Malam yang dingin disebuah malam yang sendu, seakan memperlihatkan apa yang disembunyikan oleh hati yang curiga akan sebuah makna mendalam dari keinginan untuk memiliki hal yang tidak mungkin terjadi.
Inilah aku, seorang yang mencoba meraih tangan yang tak mungkin teraih, yang selalu berharap dapat mencoba mendapatkan kesempatan, ya, hanya sebuah kesempatan untuk dapat meraih sebuah tangan yang mungkin sudah digenggam oleh orang lain. Namun tidak semua hal dapat menjadi kenyataan seturut dengan keinginan yang sudah ditetapkan. Kenapa? ya karena aku adalah seorang manusia biasa yang tidak bisa menyatakan semua keinginan.
Kadang tangan itu datang tanpa adanya salam. Hanya sebuah senyuman cepat yang mungkin dapat mudah dilupakan, hanya sebuah kilatan dalam lebatnya hujan badai yang menginginkan lebih banyak petir.
Keinginan sederhana namun mengandung banyak arti.
Hanya menggenggam tangan dari seorang yang luar biasa, yang bahkan ketika berlaripun tidak terkejar, aku tak mampu.
Mengapa tangan itu jauh?, mengapa tangan itu tidak pernah terjangkau?, mengapa tangan itu tidak pernah mau berhenti dan membiarkannya tersentuh walau hanya sedetik?,
Pertanyaan bodoh seorang pengharap yang bermimpi terlalu jauh untuk mendapatkan hal yang bodoh. Ya, memang aku orang bodoh yang tidak pernah berpikir apa itu namanya merelakan.
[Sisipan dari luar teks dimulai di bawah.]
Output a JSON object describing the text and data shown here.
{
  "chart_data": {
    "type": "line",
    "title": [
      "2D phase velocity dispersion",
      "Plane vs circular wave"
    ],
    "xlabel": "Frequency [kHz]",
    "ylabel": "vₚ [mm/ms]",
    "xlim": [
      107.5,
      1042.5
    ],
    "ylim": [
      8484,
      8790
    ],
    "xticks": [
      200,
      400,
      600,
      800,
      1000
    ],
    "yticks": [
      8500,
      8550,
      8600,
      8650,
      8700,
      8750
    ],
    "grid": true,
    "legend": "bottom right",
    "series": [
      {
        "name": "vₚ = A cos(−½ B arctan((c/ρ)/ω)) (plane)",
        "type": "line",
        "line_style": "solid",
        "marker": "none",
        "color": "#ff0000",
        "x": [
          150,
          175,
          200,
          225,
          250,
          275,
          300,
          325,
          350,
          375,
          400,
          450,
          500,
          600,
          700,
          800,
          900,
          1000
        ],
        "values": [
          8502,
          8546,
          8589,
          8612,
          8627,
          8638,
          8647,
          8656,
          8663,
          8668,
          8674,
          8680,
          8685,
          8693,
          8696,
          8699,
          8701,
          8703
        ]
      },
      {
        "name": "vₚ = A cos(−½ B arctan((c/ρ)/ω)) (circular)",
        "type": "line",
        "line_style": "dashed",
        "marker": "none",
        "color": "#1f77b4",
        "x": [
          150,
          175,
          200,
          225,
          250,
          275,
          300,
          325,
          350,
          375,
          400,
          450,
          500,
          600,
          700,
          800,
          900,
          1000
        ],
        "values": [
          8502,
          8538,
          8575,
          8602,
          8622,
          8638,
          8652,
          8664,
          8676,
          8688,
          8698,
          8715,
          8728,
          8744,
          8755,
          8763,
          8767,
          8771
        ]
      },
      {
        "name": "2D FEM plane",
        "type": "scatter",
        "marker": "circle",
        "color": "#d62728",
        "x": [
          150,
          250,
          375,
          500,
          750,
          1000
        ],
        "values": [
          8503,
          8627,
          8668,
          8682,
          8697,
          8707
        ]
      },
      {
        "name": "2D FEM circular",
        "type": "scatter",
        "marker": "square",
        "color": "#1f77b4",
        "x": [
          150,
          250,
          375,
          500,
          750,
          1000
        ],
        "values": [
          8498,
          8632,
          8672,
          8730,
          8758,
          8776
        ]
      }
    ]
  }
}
Melihat dari belakang saja, mungkin cukup tanpa harus menyentuhnya ataupun mengikuti langkahnya yang tidak dapat terkejar itu.
Kita memang berbeda, tidak sepaham tidak sepikiran, tidak sederhana, tidak dapat dilupakan, tidak boleh diutarakan, tidak mungkin mendekat, dan tidak sehati.
Mungkin hanya pernyataan bodoh dari dalam diri ini. "Kita memang berbeda tingkatan".
Aku hanyalah sebuah butiran debu dipojok kamarmu, yang ada namun tidak pernah tersentuh ataupun terlihat.
Tapi aku selalu memperhatikanmu setiap ada kesempatan, mungkin memang aku tidak dapat membantumu karena aku hanyalah sebuah debu dan kamu adalah sebuah permata yang jatuh ditempat indah.
Dahulu diakhir cerita kita, aku harus disapu olehmu karena memang aku ini bukan seorang yang dapat bersanding dengan sebuah permata, ya, aku hanyalah sebuah debu yang sepatutnya disapu untuk membersihkan kamar indahmu.
Namun kadang takdir itu kejam.
Ketika aku menjadi sebuah tumpukan debu kecil ditempat lain, kamu datang dan kita bertemu.
Ketika aku masih setumpukan debu, kamu sudah berubah menjadi sebuah berlian yang makin menarik untuk dibeli.
Apa daya tumpukan debu untuk dapat bersama berlian?, sebuah kemustahilan nyata.
Debu memang jahat, tidak memiliki kelebihan, hanya dapat mengotori sesuatu.
Debu bukanlah sebuah hal yang menjadikan pemiliknya lebih baik.
Berlian dapat mengindahkan pemiliknya, sangat bertentangan.
Mungkin menjadi berlian aku tidak bisa, tapi bolehkah aku mengenal dan berbincang dengan berlian sebentar saja, mungkin untuk mengatakan kata kata biasa.
Bolehkan sebuah debu menggenggam tangan berlian sebentar?